L’arte di scontentare tutti: Jake La Furia e Bobo Vieri

Jake La Furia Christian Bobo Vieri

Nessun rapper ha influenzato la mia visione del rap come Jake La Furia. Nessun giocatore ha influenzato la mia visione del calciatore professionista come Christian (Bobo) Vieri. È sempre abbastanza complicato fare parallelismi tra persone che si occupano e lavorano di ambiti differenti: i gradi di separazione che li distanziano sono spesso così tanti da renderli inconciliabili.

Ma non per questo non ci si può divertire, se si accetta che tutto questo è un gioco, può risultare appunto divertente e intellettualmente stimolante provare a cercare tratti in comuni in persone che hanno poco o niente da spartire (professionalmente parlando) le une con le altre.

Jake La Furia e Bobo Vieri: due personalità simili?

A livello professionale, Jake La Furia e Bobo Vieri si posizionano ai due estremi di ciò che molti ragazzi sognavano e sognano di fare da grandi: il cantante (in questo caso il rapper) e il calciatore. Marracash, in una recente intervista, diceva che il desiderio di fare il rapper oggi deriva più dalla voglia di diventare famoso che dalla sincera passione per la musica, un po’ come fare il tronista una decina di anni fa – o il calciatore aggiungo io.

Si tratta di un lavoro che negli ultimi anni è diventato aspirazionale per molti, perché permette di accedere, una volta raggiunto un determinato livello, a tutti quei benefici che la fama crea – in primis la santa trinità di Gué Pequeno: donne, droga e denaro.

Jake La Furia

Christian (conosciuto più genericamente come Bobo) Vieri ha rappresentato la personificazione di molti aspetti che questo immaginario comprende.
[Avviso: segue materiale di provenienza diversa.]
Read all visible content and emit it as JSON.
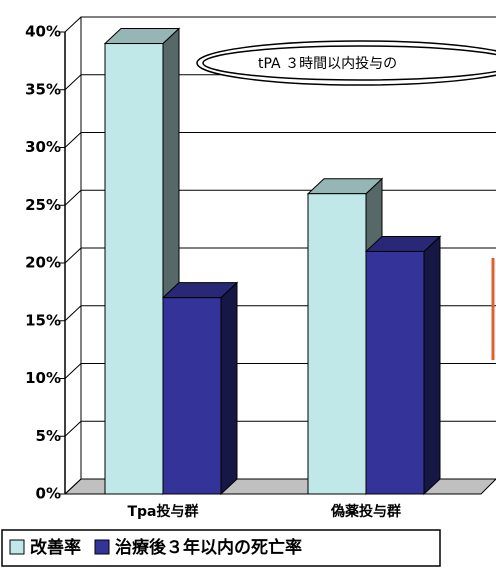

Lui, insieme a pochi altri, ha dato forma all’immaginario bomberistico all’italiana, che è stato ed è ispiratore di community vastissime come quelle di ‘Calciatori Brutti oppure Chiamarsi Bomber.

Ma cosa significa essere un bomber? Da un punto di vista strettamente calcistico significa essere un numero nove con grande finalizzazione, non un semplice attaccante, ma una prima punta da minimo doppia cifra di gol a stagione. E Vieri è stato un bomber; i numeri parlano per lui: 236 reti in 475 partite (di cui 123 in 190 partire con la maglia dell’Inter) giocate in carriera sono numeri importanti, o hai delle qualità molto sopra la media oppure non hai proprio la possibilità di arrivare a quei numeri ad alto livello.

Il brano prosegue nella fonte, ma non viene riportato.